Ttest_indResult(statistic=2.2854345381656103, pvalue=0.02393188312239561)

The independent t-test result shows that there is a statistically significant difference in the temperature for females and males.

Another way to look at this question is to calculate the confidence interval.

In [66]:
df=65+65-2
print(df)


128


In [69]:
from scipy.stats import t
t_val=t.ppf([0.975], 128)
print(t_val)

[1.97867085]


In [0]:
from math import sqrt
N1 = 65
N2 = 65
std1 = F.temperature.std()
std2 = M.temperature.std()
std_N1N2 = sqrt(((N1 - 1)*(std1)**2 + (N2 - 1)*(std2)**2) / 128) 

In [74]:
MoE=t.ppf(0.975,128) * std_N1N2 * sqrt(1/N1 + 1/N2)
print(MoE)

0.25040861262481573


In [75]:
print ('\nThe difference between groups is {:3.1f} [{:3.1f} to {:3.1f}] (mean [95% CI])'.format(diff_of_means, diff_of_means - MoE, diff_of_means + MoE))

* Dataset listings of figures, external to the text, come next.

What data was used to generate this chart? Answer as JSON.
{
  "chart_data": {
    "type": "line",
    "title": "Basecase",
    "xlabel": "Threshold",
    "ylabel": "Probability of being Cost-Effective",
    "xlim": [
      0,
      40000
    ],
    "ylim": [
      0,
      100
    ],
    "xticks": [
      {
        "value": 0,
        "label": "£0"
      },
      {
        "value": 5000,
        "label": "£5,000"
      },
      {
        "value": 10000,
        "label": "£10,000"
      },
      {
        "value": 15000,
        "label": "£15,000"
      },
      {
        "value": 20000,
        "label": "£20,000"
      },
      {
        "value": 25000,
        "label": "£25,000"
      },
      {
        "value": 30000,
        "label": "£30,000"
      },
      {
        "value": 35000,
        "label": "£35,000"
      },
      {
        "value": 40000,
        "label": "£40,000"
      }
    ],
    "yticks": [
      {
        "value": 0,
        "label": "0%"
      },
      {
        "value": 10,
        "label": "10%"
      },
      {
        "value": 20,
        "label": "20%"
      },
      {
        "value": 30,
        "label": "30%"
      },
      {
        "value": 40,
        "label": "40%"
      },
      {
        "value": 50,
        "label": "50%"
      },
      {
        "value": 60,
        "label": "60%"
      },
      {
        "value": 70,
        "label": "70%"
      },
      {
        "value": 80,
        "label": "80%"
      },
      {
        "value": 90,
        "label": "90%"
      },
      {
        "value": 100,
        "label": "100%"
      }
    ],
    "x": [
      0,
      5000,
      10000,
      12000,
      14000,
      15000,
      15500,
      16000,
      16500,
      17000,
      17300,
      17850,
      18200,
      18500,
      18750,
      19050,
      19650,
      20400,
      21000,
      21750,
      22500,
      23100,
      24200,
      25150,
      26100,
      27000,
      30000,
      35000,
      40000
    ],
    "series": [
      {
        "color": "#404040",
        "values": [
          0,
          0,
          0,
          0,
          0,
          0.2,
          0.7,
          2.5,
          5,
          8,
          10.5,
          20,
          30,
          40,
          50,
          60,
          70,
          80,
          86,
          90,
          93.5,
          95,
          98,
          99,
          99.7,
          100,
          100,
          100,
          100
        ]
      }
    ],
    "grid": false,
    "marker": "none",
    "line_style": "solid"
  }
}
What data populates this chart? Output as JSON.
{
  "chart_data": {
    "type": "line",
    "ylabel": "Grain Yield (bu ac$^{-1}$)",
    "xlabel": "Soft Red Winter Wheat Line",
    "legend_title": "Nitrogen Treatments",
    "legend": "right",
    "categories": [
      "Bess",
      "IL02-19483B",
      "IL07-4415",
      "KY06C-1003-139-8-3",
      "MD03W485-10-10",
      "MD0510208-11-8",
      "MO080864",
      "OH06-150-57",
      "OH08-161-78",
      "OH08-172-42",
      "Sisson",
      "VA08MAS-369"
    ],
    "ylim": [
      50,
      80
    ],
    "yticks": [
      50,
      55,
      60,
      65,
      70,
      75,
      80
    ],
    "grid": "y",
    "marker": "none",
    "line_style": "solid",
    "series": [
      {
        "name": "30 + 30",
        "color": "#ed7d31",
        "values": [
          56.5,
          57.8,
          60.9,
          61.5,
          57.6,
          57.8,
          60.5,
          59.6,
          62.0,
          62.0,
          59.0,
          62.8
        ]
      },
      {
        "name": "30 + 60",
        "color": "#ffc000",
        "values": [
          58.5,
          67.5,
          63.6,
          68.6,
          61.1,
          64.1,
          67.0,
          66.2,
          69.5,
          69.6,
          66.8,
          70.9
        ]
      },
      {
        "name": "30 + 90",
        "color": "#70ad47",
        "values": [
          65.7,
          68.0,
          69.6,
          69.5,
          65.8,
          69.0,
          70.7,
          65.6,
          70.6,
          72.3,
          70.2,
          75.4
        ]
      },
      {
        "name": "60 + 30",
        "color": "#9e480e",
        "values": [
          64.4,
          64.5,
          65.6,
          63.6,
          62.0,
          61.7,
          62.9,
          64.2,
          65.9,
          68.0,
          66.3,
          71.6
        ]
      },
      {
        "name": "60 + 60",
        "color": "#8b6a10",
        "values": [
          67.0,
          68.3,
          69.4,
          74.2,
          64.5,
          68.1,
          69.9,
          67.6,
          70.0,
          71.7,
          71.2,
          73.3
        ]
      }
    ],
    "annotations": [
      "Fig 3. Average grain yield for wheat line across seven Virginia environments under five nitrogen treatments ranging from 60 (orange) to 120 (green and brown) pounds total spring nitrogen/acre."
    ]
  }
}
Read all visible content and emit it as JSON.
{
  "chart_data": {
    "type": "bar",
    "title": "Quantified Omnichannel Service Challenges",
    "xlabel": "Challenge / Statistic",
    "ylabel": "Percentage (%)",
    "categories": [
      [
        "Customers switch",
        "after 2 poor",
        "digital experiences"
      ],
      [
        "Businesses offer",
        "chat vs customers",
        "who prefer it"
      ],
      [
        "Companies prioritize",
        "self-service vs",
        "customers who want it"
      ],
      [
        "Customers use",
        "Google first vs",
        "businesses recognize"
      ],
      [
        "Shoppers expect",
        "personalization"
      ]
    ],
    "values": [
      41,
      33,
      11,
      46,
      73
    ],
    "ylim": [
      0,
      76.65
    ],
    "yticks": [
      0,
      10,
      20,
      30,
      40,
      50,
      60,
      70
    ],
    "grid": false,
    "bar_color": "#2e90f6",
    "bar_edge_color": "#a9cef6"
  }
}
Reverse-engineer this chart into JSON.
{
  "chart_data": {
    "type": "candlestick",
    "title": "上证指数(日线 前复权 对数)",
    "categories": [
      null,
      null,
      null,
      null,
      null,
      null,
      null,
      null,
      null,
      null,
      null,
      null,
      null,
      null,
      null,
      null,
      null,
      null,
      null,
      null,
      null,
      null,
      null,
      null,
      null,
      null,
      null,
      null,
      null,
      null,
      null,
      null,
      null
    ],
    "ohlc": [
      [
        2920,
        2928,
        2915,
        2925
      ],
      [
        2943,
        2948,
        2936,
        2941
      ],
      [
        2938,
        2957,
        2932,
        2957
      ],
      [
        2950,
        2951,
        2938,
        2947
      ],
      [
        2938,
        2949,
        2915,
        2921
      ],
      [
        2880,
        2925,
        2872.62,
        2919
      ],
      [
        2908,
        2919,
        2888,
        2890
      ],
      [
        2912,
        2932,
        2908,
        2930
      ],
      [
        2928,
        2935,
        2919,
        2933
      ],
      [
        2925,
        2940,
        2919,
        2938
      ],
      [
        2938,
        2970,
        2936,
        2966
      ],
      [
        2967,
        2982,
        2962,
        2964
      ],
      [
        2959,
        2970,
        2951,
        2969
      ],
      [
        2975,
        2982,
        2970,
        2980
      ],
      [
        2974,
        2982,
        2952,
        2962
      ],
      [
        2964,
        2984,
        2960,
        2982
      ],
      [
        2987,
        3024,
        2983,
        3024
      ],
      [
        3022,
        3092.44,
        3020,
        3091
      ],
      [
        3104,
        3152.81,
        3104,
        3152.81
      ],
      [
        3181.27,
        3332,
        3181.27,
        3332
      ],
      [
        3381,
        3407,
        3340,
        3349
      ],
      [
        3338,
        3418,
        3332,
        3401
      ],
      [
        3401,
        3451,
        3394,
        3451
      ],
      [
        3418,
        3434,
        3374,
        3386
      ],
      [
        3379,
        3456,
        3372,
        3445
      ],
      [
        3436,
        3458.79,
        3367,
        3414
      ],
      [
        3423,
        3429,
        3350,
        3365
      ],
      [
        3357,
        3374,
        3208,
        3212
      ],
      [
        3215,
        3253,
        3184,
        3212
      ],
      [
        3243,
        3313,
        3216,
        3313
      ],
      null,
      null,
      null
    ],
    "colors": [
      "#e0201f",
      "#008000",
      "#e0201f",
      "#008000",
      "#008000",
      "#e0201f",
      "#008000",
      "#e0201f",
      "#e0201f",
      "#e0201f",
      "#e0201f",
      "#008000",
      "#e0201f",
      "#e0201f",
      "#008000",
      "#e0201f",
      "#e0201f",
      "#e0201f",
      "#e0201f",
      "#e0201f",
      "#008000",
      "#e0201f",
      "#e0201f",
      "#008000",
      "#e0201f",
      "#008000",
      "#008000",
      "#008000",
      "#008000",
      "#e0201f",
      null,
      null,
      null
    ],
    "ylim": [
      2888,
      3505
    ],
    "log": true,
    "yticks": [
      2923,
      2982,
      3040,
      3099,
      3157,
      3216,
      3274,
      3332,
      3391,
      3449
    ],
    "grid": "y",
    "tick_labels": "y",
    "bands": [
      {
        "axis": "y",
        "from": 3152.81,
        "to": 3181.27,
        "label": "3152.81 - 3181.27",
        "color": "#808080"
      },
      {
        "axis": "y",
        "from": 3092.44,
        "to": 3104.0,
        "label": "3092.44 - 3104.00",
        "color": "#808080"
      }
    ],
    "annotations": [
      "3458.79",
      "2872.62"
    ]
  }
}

The difference between groups is 0.3 [0.0 to 0.5] (mean [95% CI])


The result above shows that we can be 95% certain that the true difference in means between the temperature of females and males falls between 0 to 0.5. The current difference 0.3 is in this range, so there is a statistically significant difference in the temperature for females and males.